Брент прекратил ходить, задумчиво опустил глаза и оторвал лепесток с одной из нежно-желтых роз.

— Она вывела их.

— Знаю, они прелестны. Сейчас они уже должны увядать, но, по-видимому, зима выдалась довольно теплая.

— Дело не в погоде, Шарлотта, а в ее таланте, — с горячностью возразил Брент. — У Кэролайн будет расти все что угодно.

Шарлотта немного подождала, не добавит ли он чего-нибудь еще.

Но Брент умолк, и тогда она набралась смелости и решила поговорить начистоту.

— Ты не рассказывал ей о матери, не так ли?

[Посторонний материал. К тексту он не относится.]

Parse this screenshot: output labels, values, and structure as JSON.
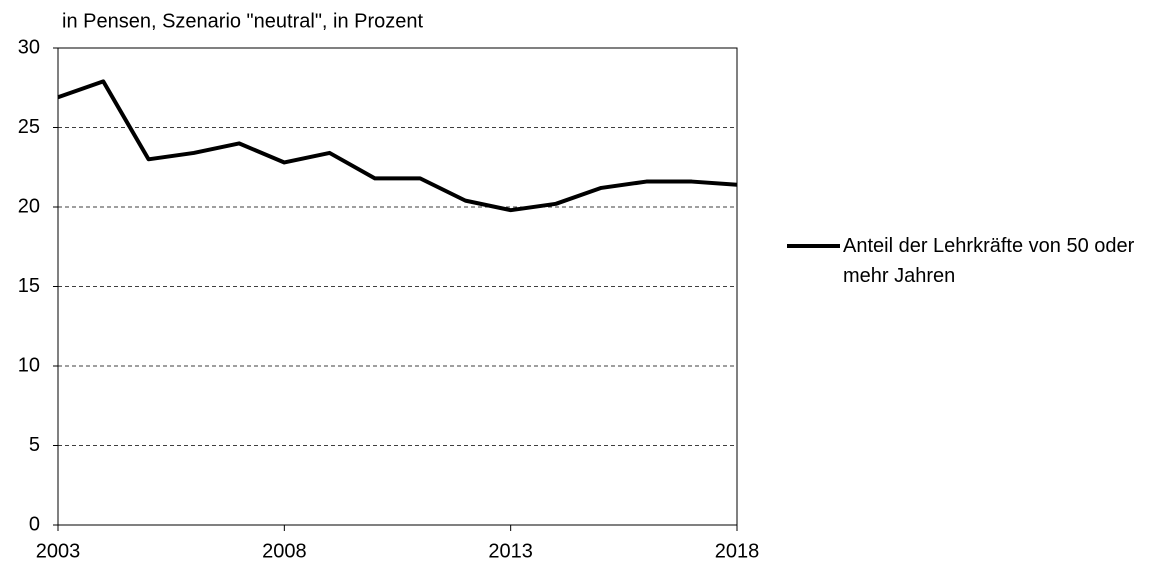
{
  "chart_data": {
    "type": "line",
    "title": "in Pensen, Szenario \"neutral\", in Prozent",
    "x": [
      2003,
      2004,
      2005,
      2006,
      2007,
      2008,
      2009,
      2010,
      2011,
      2012,
      2013,
      2014,
      2015,
      2016,
      2017,
      2018
    ],
    "series": [
      {
        "name": "Anteil der Lehrkräfte von 50 oder mehr Jahren",
        "color": "#000000",
        "values": [
          26.9,
          27.9,
          23.0,
          23.4,
          24.0,
          22.8,
          23.4,
          21.8,
          21.8,
          20.4,
          19.8,
          20.2,
          21.2,
          21.6,
          21.6,
          21.4
        ]
      }
    ],
    "xlim": [
      2003,
      2018
    ],
    "xticks": [
      2003,
      2008,
      2013,
      2018
    ],
    "ylim": [
      0,
      30
    ],
    "yticks": [
      0,
      5,
      10,
      15,
      20,
      25,
      30
    ],
    "grid": true,
    "legend": "right"
  }
}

— Нет, — шепотом ответил он.

Она заинтригованно подалась вперед, ибо почти не сомневалась, что именно в этом кроется корень всех его тревог.

— Скажешь, почему?

Брент резко повернулся к сестре лицом и впервые за все время, пока они были в саду, посмотрел ей в глаза.

— Сама не догадываешься?

Она пожала плечами.

— Нет. Ума не приложу, почему ты не хочешь этого делать.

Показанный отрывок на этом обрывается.